- Covered:
- Key Terms:
- sampling, sample-and-hold
- quantization, analog-to-digital
- LSB
- dithering
We need to convert a signal from analog to digital, e.g. continuous to discrete. That means making both the independent and dependent variables discrete:
- We make the independent variable (e.g. time) discrete via a sample-and-hold device, which samples and holds voltage steady at given points at time, like taking a snapshot at intervals. This is called sampling.
- We make the dependent variable (e.g. voltage) discrete via an ADC, e.g. analog-to-digital converter. It essentially rounds each snapshotted voltage to a given level, e.g. quantizing it based on the number of bits used in your ADC - your bit depth. This is called quantization.
Quantization incurs error in its rounding-off process, with a max of ±0.5 least significant bit (LSB), which is fancy jargon for “the distance between quantization levels”, or just the step size (0.5 because if you go beyond that point from a level, you’ll…just be rounded up to the next level). We can measure things in terms of LSB as a sort of unit.
Quantization error can be modeled as random noise - this additive noise has a mean of zero and a standard deviation of 0.29 LSB. This means that the greater the bit depth - the more bits we use - the smaller the quantization error, and the higher the precision. We can also add this modeled noise to the underlying signal’s inherent noise by adding their variances. This can help us figure out our actual required bit depth, because it helps us determine our expected total noise per bit depth:
When faced with the decision of how many bits are needed in a system, ask two questions: (1) How much noise is already present in the analog signal? (2) How much noise can be tolerated in the digital signal?

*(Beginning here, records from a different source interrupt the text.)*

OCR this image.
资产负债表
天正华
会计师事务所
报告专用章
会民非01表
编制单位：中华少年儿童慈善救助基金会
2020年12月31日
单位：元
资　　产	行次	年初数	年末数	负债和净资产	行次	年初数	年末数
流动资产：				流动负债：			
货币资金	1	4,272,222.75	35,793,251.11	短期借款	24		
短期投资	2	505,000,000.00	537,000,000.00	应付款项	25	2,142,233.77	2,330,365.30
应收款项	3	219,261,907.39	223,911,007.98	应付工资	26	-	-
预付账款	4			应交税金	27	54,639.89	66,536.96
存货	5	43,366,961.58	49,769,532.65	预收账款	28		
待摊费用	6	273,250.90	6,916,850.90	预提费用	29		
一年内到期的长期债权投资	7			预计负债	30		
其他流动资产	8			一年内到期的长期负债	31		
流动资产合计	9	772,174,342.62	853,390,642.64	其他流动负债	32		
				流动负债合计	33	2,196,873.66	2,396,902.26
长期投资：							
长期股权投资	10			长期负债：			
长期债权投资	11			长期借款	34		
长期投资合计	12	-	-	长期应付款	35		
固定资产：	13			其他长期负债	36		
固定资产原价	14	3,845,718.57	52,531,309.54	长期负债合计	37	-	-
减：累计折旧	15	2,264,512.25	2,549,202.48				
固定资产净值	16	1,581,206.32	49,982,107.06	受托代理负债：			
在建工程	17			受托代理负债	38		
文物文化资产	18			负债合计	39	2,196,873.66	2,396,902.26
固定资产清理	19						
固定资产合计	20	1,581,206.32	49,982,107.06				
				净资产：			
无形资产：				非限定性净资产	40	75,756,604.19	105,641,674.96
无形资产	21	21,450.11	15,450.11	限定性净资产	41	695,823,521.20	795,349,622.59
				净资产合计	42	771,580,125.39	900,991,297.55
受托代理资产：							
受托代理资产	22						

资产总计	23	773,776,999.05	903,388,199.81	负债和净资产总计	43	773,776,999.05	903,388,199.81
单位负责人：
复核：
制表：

This is a powerful model, but it doesn’t hold when quantization error doesn’t appear to be random. See below for a common example - repeated quantization yields the same digital value over and over again, which doesn’t capture the actual nature of the signal (we’ve lost information!):
Here’s where dithering can help. Dithering adds random noise - in the given example, a normally-distributed amount with standard deviation of 2/3 LSB. This basically turns small signal fluctuations into large ones, allowing the ADC to “see” the subtleties better and digitize more accurately:
To understand how this improves the situation, imagine that the input signal is a constant analog voltage of 3.0001 volts, making it one-tenth of the way between the digital levels 3000 and 3001. Without dithering, taking 10,000 samples of this signal would produce 10,000 identical numbers, all having the value of 3000. Next, repeat the thought experiment with a small amount of dithering noise added. The 10,000 values will now oscillate between two (or more) levels, with about 90% having a value of 3000, and 10% having a value of 3001. Taking the average of all 10,000 values results in something close to 3000.1. Even though a single measurement has the inherent LSB limitation, the statistics of a large number of the samples can do much better. This is quite a strange situation: adding noise provides more information.
Visually, this looks like this:
Dithering can get quite complex (“subtractive dither”), but we don’t need to worry about that right now.